Covid-19: Socialising and Social distancing
Rotimi Jaiyesimi, MBBS, MBA, FRCOG
Emmanuel Aluko, MS, MBA, CFA
I have been invited to that party, and I am told there would be less than 50 people in attendance. Should I go?
First, wash your hands and take appropriate Covid-19 advice from approved authorities before you decide! The less than 50 gathering may already have been ‘outlawed’ by your national government giving you no decision to make (Austria banned gatherings of more than 5 people on March 15 and Germany and the UK, gatherings of more than 2 in public).
The rhetorical question is a very serious one in the era of the Sars-Cov-2 Pandemic and the looming spectre of Covid-19. There is a risk, albeit still a small one, that going to that party can result in the realisation of one’s ultimate fear – Covid-19, non-recovery and death. Okay, perhaps not as fatalistic as it sounds.
Two things right off the bat (by the way, bats have been identified as a potential source of our coronavirus fears) are that (1) there is no approved therapy for Covid-19 yet, so it seems it is really up to one’s immune system to fight off the disease and (2) vaccines are in early stages of being developed and we do not expect an effective vaccine for about twelve months.
Given these two things, it is rational to do whatever is necessary to avoid Covid-19. However, experience from places where the disease has spread rapidly suggest majority of people experience mild symptoms and recover well, some become distressed with pneumonia (respiratory distress) and recover upon management, while unfortunately too many die (estimated at 2%-8%)

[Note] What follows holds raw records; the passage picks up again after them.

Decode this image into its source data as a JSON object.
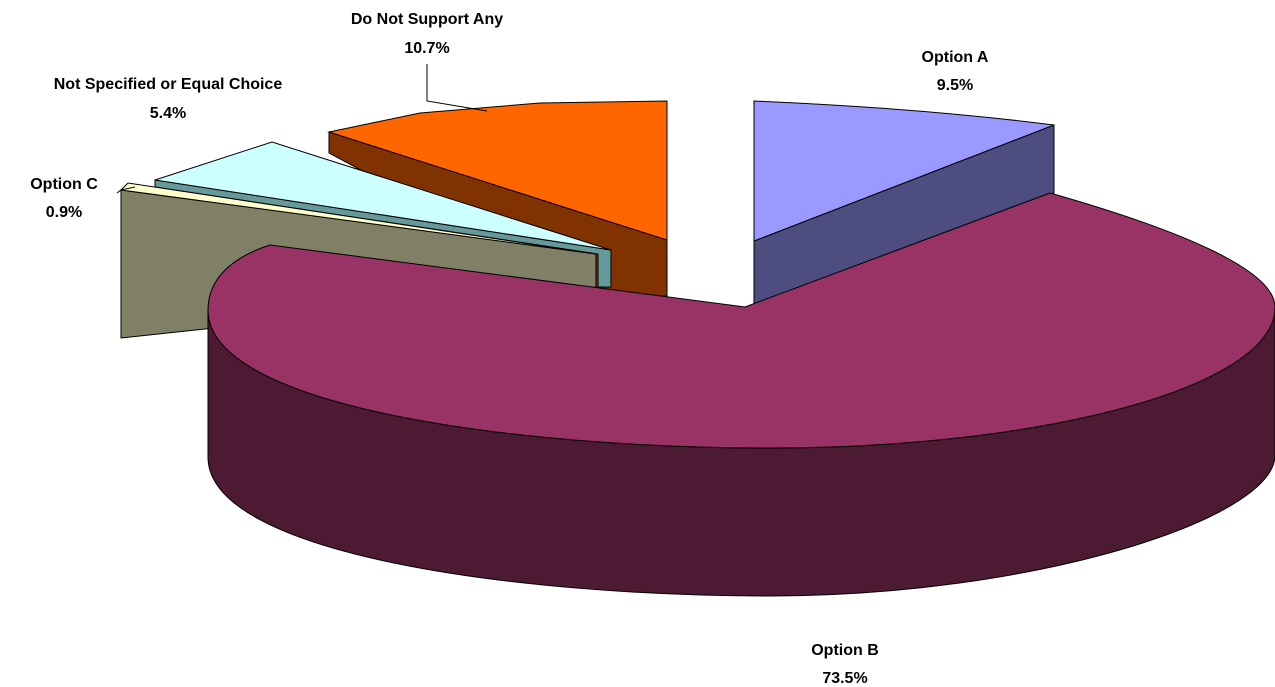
{
  "chart_data": {
    "type": "pie",
    "style": "3d-exploded",
    "slices": [
      {
        "label": "Option A",
        "value": 9.5,
        "value_label": "9.5%",
        "color": "#9999ff"
      },
      {
        "label": "Option B",
        "value": 73.5,
        "value_label": "73.5%",
        "color": "#993366"
      },
      {
        "label": "Option C",
        "value": 0.9,
        "value_label": "0.9%",
        "color": "#ffffcc"
      },
      {
        "label": "Not Specified or Equal Choice",
        "value": 5.4,
        "value_label": "5.4%",
        "color": "#ccffff"
      },
      {
        "label": "Do Not Support Any",
        "value": 10.7,
        "value_label": "10.7%",
        "color": "#ff6600"
      }
    ],
    "extra_side_face_colors": [
      "#808066"
    ]
  }
}
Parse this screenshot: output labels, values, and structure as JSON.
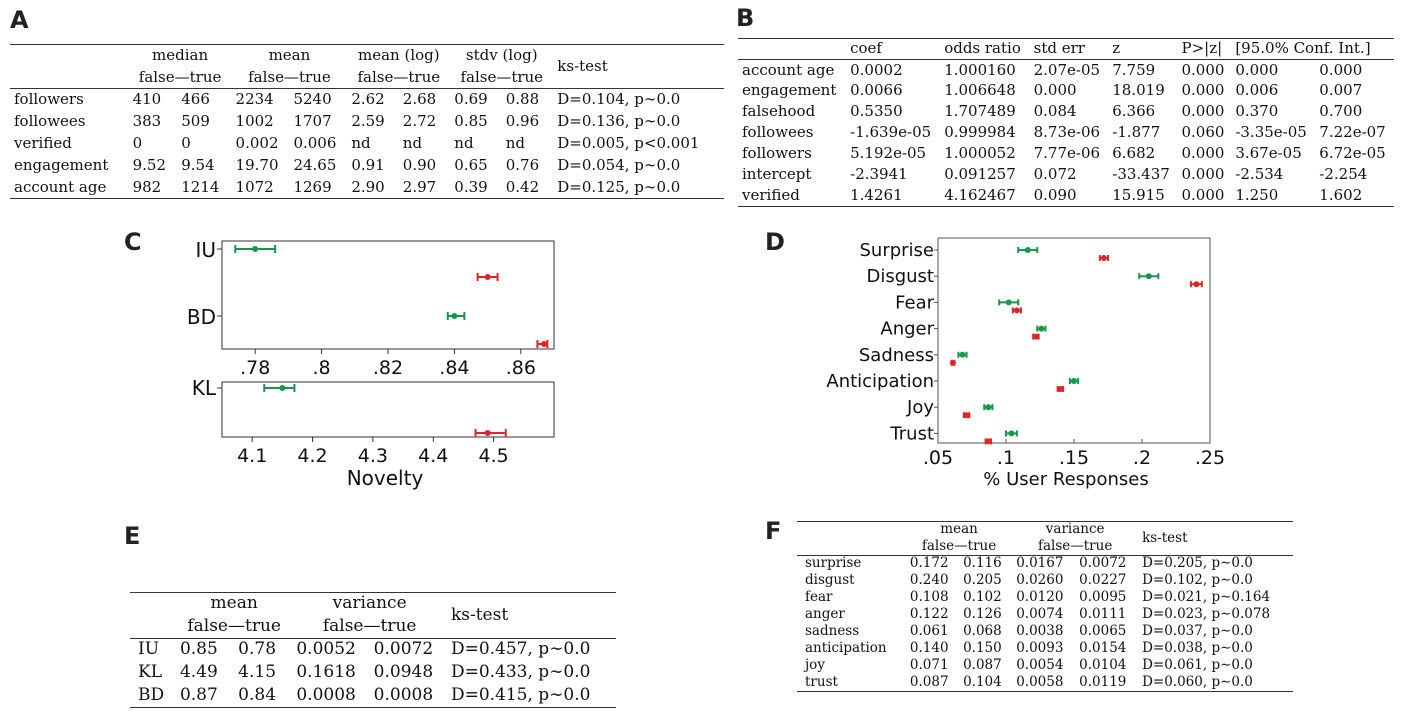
{
  "panels": {
    "A": "A",
    "B": "B",
    "C": "C",
    "D": "D",
    "E": "E",
    "F": "F"
  },
  "table_a": {
    "groups": [
      "median",
      "mean",
      "mean (log)",
      "stdv (log)"
    ],
    "sub": "false—true",
    "ks": "ks-test",
    "rows": [
      {
        "label": "followers",
        "v": [
          "410",
          "466",
          "2234",
          "5240",
          "2.62",
          "2.68",
          "0.69",
          "0.88"
        ],
        "ks": "D=0.104, p∼0.0"
      },
      {
        "label": "followees",
        "v": [
          "383",
          "509",
          "1002",
          "1707",
          "2.59",
          "2.72",
          "0.85",
          "0.96"
        ],
        "ks": "D=0.136, p∼0.0"
      },
      {
        "label": "verified",
        "v": [
          "0",
          "0",
          "0.002",
          "0.006",
          "nd",
          "nd",
          "nd",
          "nd"
        ],
        "ks": "D=0.005, p<0.001"
      },
      {
        "label": "engagement",
        "v": [
          "9.52",
          "9.54",
          "19.70",
          "24.65",
          "0.91",
          "0.90",
          "0.65",
          "0.76"
        ],
        "ks": "D=0.054, p∼0.0"
      },
      {
        "label": "account age",
        "v": [
          "982",
          "1214",
          "1072",
          "1269",
          "2.90",
          "2.97",
          "0.39",
          "0.42"
        ],
        "ks": "D=0.125, p∼0.0"
      }
    ]
  },
  "table_b": {
    "headers": [
      "coef",
      "odds ratio",
      "std err",
      "z",
      "P>|z|",
      "[95.0% Conf. Int.]"
    ],
    "rows": [
      {
        "label": "account age",
        "v": [
          "0.0002",
          "1.000160",
          "2.07e-05",
          "7.759",
          "0.000",
          "0.000",
          "0.000"
        ]
      },
      {
        "label": "engagement",
        "v": [
          "0.0066",
          "1.006648",
          "0.000",
          "18.019",
          "0.000",
          "0.006",
          "0.007"
        ]
      },
      {
        "label": "falsehood",
        "v": [
          "0.5350",
          "1.707489",
          "0.084",
          "6.366",
          "0.000",
          "0.370",
          "0.700"
        ]
      },
      {
        "label": "followees",
        "v": [
          "-1.639e-05",
          "0.999984",
          "8.73e-06",
          "-1.877",
          "0.060",
          "-3.35e-05",
          "7.22e-07"
        ]
      },
      {
        "label": "followers",
        "v": [
          "5.192e-05",
          "1.000052",
          "7.77e-06",
          "6.682",
          "0.000",
          "3.67e-05",
          "6.72e-05"
        ]
      },
      {
        "label": "intercept",
        "v": [
          "-2.3941",
          "0.091257",
          "0.072",
          "-33.437",
          "0.000",
          "-2.534",
          "-2.254"
        ]
      },
      {
        "label": "verified",
        "v": [
          "1.4261",
          "4.162467",
          "0.090",
          "15.915",
          "0.000",
          "1.250",
          "1.602"
        ]
      }
    ]
  },
  "table_e": {
    "groups": [
      "mean",
      "variance"
    ],
    "sub": "false—true",
    "ks": "ks-test",
    "rows": [
      {
        "label": "IU",
        "v": [
          "0.85",
          "0.78",
          "0.0052",
          "0.0072"
        ],
        "ks": "D=0.457, p∼0.0"
      },
      {
        "label": "KL",
        "v": [
          "4.49",
          "4.15",
          "0.1618",
          "0.0948"
        ],
        "ks": "D=0.433, p∼0.0"
      },
      {
        "label": "BD",
        "v": [
          "0.87",
          "0.84",
          "0.0008",
          "0.0008"
        ],
        "ks": "D=0.415, p∼0.0"
      }
    ]
  },
  "table_f": {
    "groups": [
      "mean",
      "variance"
    ],
    "sub": "false—true",
    "ks": "ks-test",
    "rows": [
      {
        "label": "surprise",
        "v": [
          "0.172",
          "0.116",
          "0.0167",
          "0.0072"
        ],
        "ks": "D=0.205, p∼0.0"
      },
      {
        "label": "disgust",
        "v": [
          "0.240",
          "0.205",
          "0.0260",
          "0.0227"
        ],
        "ks": "D=0.102, p∼0.0"
      },
      {
        "label": "fear",
        "v": [
          "0.108",
          "0.102",
          "0.0120",
          "0.0095"
        ],
        "ks": "D=0.021, p∼0.164"
      },
      {
        "label": "anger",
        "v": [
          "0.122",
          "0.126",
          "0.0074",
          "0.0111"
        ],
        "ks": "D=0.023, p∼0.078"
      },
      {
        "label": "sadness",
        "v": [
          "0.061",
          "0.068",
          "0.0038",
          "0.0065"
        ],
        "ks": "D=0.037, p∼0.0"
      },
      {
        "label": "anticipation",
        "v": [
          "0.140",
          "0.150",
          "0.0093",
          "0.0154"
        ],
        "ks": "D=0.038, p∼0.0"
      },
      {
        "label": "joy",
        "v": [
          "0.071",
          "0.087",
          "0.0054",
          "0.0104"
        ],
        "ks": "D=0.061, p∼0.0"
      },
      {
        "label": "trust",
        "v": [
          "0.087",
          "0.104",
          "0.0058",
          "0.0119"
        ],
        "ks": "D=0.060, p∼0.0"
      }
    ]
  },
  "colors": {
    "false": "#e0242b",
    "true": "#14984c"
  },
  "chart_data": [
    {
      "type": "scatter",
      "panel": "C-top",
      "categories": [
        "IU",
        "BD"
      ],
      "xlim": [
        0.77,
        0.87
      ],
      "ticks": [
        0.78,
        0.8,
        0.82,
        0.84,
        0.86
      ],
      "tick_labels": [
        ".78",
        ".8",
        ".82",
        ".84",
        ".86"
      ],
      "points": [
        {
          "cat": "IU",
          "group": "true",
          "x": 0.78,
          "lo": 0.774,
          "hi": 0.786
        },
        {
          "cat": "IU",
          "group": "false",
          "x": 0.85,
          "lo": 0.847,
          "hi": 0.853
        },
        {
          "cat": "BD",
          "group": "true",
          "x": 0.84,
          "lo": 0.838,
          "hi": 0.843
        },
        {
          "cat": "BD",
          "group": "false",
          "x": 0.867,
          "lo": 0.865,
          "hi": 0.868
        }
      ]
    },
    {
      "type": "scatter",
      "panel": "C-bottom",
      "categories": [
        "KL"
      ],
      "xlim": [
        4.05,
        4.6
      ],
      "ticks": [
        4.1,
        4.2,
        4.3,
        4.4,
        4.5
      ],
      "tick_labels": [
        "4.1",
        "4.2",
        "4.3",
        "4.4",
        "4.5"
      ],
      "xlabel": "Novelty",
      "points": [
        {
          "cat": "KL",
          "group": "true",
          "x": 4.15,
          "lo": 4.12,
          "hi": 4.17
        },
        {
          "cat": "KL",
          "group": "false",
          "x": 4.49,
          "lo": 4.47,
          "hi": 4.52
        }
      ]
    },
    {
      "type": "scatter",
      "panel": "D",
      "categories": [
        "Surprise",
        "Disgust",
        "Fear",
        "Anger",
        "Sadness",
        "Anticipation",
        "Joy",
        "Trust"
      ],
      "xlim": [
        0.05,
        0.25
      ],
      "ticks": [
        0.05,
        0.1,
        0.15,
        0.2,
        0.25
      ],
      "tick_labels": [
        ".05",
        ".1",
        ".15",
        ".2",
        ".25"
      ],
      "xlabel": "% User Responses",
      "series": [
        {
          "group": "true",
          "values": [
            0.116,
            0.205,
            0.102,
            0.126,
            0.068,
            0.15,
            0.087,
            0.104
          ],
          "err": [
            0.007,
            0.007,
            0.007,
            0.003,
            0.003,
            0.003,
            0.003,
            0.004
          ]
        },
        {
          "group": "false",
          "values": [
            0.172,
            0.24,
            0.108,
            0.122,
            0.061,
            0.14,
            0.071,
            0.087
          ],
          "err": [
            0.003,
            0.004,
            0.003,
            0.002,
            0.001,
            0.002,
            0.002,
            0.002
          ]
        }
      ]
    }
  ]
}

Let’s start with a little logic and then back it up with some mathematical modelling for those so inclined. The more people who get the infection in your country or region, the more you are at risk in groups of people as the likelihood of someone in that group carrying the virus increases. Thus, as more people get the disease, one is better off associating less and less with people until you are singularly isolated as the limiting case. In fact, it is social distancing that is probably the most effective way to halt the virus spread as that breaks the human-human transmission link.
This explains why the advice of self-isolation if Covid-19 symptoms is experienced, or if diagnosed with the disease is sound advice. One hopefully recovers, and does not pass it on. Hence the ‘new’ addition to our lexicon of Social distancing defined by Maragakis, M,D of John Hopkins Medicine as deliberately increasing the physical space between people to avoid spreading illness and going on to further explain that staying at least six feet away from other people lessens your chances of catching COVID-19.
Quite a number of people find it difficult to perceive what a distance of 6 feet is. One way round this is using your height and assume you are lying flat. That distance or length should provide you with a guide to what the recommended 6 feet is.
The virus is thought to spread mainly from person-to-person.
Between people who are in close contact with one another (within about 6 feet).
Through respiratory droplets produced when an infected person coughs or sneezes.
These droplets can land in the mouths or noses of people who are nearby or possibly be inhaled into the lungs (CDC).
In addition to the regular hand washing with soap and water or the use of hand sanitisers, social distancing will help contain this virus and reduce the spread of Covid-19. The advice is not to attend that party. Keep to the recommended gathering of not more than two people and preferably standing six feet apart.